Néji Jalloul est un ministre hors norme, hors pair, hors champ, dès qu’il chausse ses bottes de sept lieues, plus personne ne l’arrête : il devient insaisissable, parcourant la République en long et en large, explorant les grottes délabrées et humides pompeusement appelées écoles, constatant de visu tous les crimes de l’ancien régime en matière de dissolution de la matière grise, de déliquescence des valeurs censées être véhiculées par une institution scolaire pauvre, indigente, démunie, sacrifiée sur l’autel des cupidités intrépides d’un régime illettré , mafieux et indifférent au savoir et à la connaissance !
Le lucre le plus insidieux est passé par là, les vices luxuriants d’une classe politique prédatrice ont tout dévasté, tout ravagé, si bien que nos écoles, nos collèges, nos lycées ressemblent à s’y méprendre à des lieux de débauche en ruine, désertés par la vie, par le verbe, par le génie, par le désir d’entreprendre, de créer, d’inventer, de surprendre et bien évidemment d’apprendre !
Notre ministre de l’éducation nationale, tantôt angoissé tantôt irrité, affiche son incrédulité, quand, exposé à ce spectacle pathétique et pitoyable, il se réfugie dans le passé, dans l’école des années soixante, fierté de la Tunisie bourguibiste, de la Tunisie intelligente, de la Tunisie téméraire et volontariste ! Etrange nostalgie, d’un ministre qui entrevoit l’avenir dans une école désuète, anachronique, ancrée dans cet hier fantasmé dont il élabore les contours poussiéreux avec la dextérité d’un archéologue obligé de vérifier à ses dépens que le Benalisme, a conservé telle quelle l’école de Bourguiba, au point qu’elle s’est figée, qu’elle s’est désagrégée, qu’elle s’est laissée envahir, comme une terre féconde en jachère, par les herbes folles !

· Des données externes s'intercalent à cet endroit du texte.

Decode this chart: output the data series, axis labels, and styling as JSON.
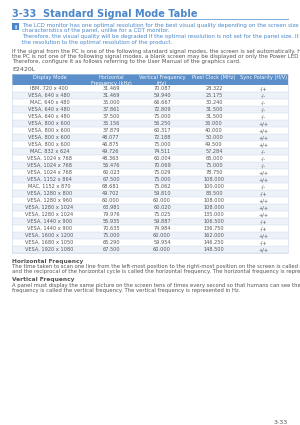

A voir son air parfois grave parfois ahuri et incroyablement affligé, on est en droit de se demander…mais où vivait Monsieur Néji Jalloul ? Avait-il besoin de passer par les bâtiments insalubres de ce ministère pour se rendre compte de l’ampleur de la tragédie…alors qu’il est lui-même enseignant et qu’il a vécu comme tout le monde, ce calvaire dont il feint d’ignorer l’existence ???
Alors par quoi peut être expliqué ce show quotidien du ministre, qui, à l’issue de ses pérégrinations dans la faune glauque du non-système éducatif tunisien nous livre, écœuré et dégoûté, ses impressions, trahissant une inquiétude factice, une crainte absolument dérisoire parce que tout à fait simulée !
Le one-man-show quotidien ou presque de Monsieur Jalloul…
Non, le travail de fourmi, consciencieux, efficace, lucide, discret, sans esclandres, sans ondes de choc, sans tsunami médiatique, sans brouhaha et vitupérations, sans caméra et accompagnateurs soudain étonnés, sans cette vague populiste sur laquelle surfe immédiatement tous les ambitieux, non, ça ne connait pas le Tunisien, ça ne l'interpelle pas, ça sert à quoi de faire ce pour quoi on est rémunéré si les petites gens n'en savent rien…ça ne sert à rien, surtout pas au CV et à la carrière.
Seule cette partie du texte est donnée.